Every time I rebuild my trust with him, he completely shatters it!! I'm basically just playing the waiting game because he picked Nov 17th of this year to quit altogether, so the cigarettes aren't my primary worry. But, I don't feel like I can trust him anymore. I honestly don't know if he lies about anything else, how much he smokes, etc. I have half the mind to give him a certain amount each day and require receipts and change to document if he's bought any packs, etc. I originally came on here to get advice on rationally behaving, such as limits to place on him, like not going places without me (he only smokes when I'm not there, or if I go inside) (not so he won't smoke but just to be sure I know about it when he does and how much, etc); I felt like I was quite lenient on him, giving him the space to tell me the truth, but now since he's betrayed my trust and lied to me I've lost count how many times, I feel like it's time to kick it up and be semi-Nazi.
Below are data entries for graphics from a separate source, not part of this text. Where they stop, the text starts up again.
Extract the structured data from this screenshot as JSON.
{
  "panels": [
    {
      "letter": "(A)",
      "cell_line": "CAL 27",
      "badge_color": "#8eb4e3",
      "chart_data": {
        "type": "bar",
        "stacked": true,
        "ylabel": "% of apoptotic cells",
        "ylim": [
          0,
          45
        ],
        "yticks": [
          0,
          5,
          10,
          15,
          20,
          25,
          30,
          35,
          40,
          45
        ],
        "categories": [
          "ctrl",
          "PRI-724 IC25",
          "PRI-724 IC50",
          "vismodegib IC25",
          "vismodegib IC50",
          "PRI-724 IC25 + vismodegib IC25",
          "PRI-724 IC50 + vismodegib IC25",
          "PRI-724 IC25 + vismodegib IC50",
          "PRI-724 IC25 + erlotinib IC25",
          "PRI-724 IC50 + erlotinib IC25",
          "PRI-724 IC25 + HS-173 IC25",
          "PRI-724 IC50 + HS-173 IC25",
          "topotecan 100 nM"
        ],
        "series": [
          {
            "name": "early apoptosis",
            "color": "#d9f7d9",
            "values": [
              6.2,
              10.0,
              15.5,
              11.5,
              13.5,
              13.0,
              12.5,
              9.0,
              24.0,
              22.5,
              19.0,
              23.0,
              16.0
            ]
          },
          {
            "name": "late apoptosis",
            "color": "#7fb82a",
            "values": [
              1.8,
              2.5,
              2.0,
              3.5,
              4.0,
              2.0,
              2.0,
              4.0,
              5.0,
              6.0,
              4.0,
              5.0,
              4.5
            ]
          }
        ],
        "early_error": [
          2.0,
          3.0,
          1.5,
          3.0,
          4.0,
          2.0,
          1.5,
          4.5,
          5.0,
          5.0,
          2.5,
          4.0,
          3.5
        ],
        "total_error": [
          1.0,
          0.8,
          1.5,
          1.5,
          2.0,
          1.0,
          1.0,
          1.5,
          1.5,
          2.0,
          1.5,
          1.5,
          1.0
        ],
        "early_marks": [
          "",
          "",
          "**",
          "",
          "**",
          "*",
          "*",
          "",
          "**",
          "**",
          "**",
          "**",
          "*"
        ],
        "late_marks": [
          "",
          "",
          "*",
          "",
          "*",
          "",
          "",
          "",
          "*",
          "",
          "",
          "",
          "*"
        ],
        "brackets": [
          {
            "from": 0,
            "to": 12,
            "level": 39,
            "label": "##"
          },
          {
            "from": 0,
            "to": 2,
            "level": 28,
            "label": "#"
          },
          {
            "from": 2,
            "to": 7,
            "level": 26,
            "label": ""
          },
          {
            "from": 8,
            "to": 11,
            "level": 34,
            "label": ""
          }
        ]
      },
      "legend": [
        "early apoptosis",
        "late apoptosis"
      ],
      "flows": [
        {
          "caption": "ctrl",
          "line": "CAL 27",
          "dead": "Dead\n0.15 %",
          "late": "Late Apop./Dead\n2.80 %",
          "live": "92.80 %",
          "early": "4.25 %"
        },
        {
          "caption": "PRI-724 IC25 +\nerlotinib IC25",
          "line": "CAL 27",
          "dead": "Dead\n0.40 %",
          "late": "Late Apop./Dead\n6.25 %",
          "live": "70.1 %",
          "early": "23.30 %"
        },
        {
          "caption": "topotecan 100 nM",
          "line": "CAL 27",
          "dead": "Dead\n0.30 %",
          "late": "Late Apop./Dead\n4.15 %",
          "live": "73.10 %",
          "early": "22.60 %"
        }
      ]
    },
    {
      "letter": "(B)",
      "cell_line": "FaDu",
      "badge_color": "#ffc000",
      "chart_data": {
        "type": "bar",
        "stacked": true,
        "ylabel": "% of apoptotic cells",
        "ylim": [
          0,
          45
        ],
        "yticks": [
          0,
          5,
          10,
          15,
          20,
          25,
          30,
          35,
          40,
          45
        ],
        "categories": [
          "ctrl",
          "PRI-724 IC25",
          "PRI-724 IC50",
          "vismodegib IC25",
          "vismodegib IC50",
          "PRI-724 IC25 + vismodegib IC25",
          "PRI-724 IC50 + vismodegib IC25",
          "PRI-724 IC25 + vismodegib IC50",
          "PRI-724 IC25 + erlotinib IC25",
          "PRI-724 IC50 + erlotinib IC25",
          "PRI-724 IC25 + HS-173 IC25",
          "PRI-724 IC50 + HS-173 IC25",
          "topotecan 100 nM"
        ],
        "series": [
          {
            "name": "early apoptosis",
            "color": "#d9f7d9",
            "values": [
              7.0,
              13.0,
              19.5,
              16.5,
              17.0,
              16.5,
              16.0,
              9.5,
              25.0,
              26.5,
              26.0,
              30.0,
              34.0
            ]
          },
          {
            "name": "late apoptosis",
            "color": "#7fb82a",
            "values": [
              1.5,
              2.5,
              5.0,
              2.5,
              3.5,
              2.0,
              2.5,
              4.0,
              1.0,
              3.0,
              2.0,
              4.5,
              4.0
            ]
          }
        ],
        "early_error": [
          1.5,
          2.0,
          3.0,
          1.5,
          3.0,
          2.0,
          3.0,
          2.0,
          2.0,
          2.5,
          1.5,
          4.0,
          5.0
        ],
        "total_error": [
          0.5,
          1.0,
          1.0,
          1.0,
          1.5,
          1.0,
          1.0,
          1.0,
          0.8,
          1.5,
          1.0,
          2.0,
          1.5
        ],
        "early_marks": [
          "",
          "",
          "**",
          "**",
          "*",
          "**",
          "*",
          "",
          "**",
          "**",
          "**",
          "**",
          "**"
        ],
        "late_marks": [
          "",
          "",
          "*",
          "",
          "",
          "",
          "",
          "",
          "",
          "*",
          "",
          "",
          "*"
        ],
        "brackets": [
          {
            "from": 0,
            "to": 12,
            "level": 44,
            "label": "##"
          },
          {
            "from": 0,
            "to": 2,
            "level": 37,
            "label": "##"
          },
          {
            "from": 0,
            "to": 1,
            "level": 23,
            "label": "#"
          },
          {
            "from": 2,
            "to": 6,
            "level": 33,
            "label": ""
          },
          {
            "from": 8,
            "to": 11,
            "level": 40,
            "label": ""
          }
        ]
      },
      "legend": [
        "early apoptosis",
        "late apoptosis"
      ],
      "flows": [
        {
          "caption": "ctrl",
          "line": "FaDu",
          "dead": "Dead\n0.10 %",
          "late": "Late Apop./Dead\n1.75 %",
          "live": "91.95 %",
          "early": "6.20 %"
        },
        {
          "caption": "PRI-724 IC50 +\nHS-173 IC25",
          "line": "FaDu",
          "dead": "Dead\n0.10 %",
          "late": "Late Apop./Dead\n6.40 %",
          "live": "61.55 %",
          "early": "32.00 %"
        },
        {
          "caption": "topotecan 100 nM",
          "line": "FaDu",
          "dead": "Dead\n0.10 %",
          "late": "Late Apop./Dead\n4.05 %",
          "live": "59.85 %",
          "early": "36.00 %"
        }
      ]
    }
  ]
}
I don't know how to deal with this. But I do know that I definitely
can't take him lying to me; he's pushing me really far away and in the process doing irreparable damage - I feel myself building a wall up and turning cold and distant (I guess in an effort to protect my feelings and prevent from crying which is all I feel like doing). What's worse, I feel like I'm getting used to this, him lying to me, which I hate the most. I definitely DO NOT want this to be the rest of my marriage, not being surprised by the fact that my husband lies to me.
I'm not sure what it is I'm asking for by posting this, I just know I need help dealing with this situation.
Thank you in advance for anyone who reads and replies; it means a lot to me that someone cares enough to lend a pair of eyes and maybe some advice.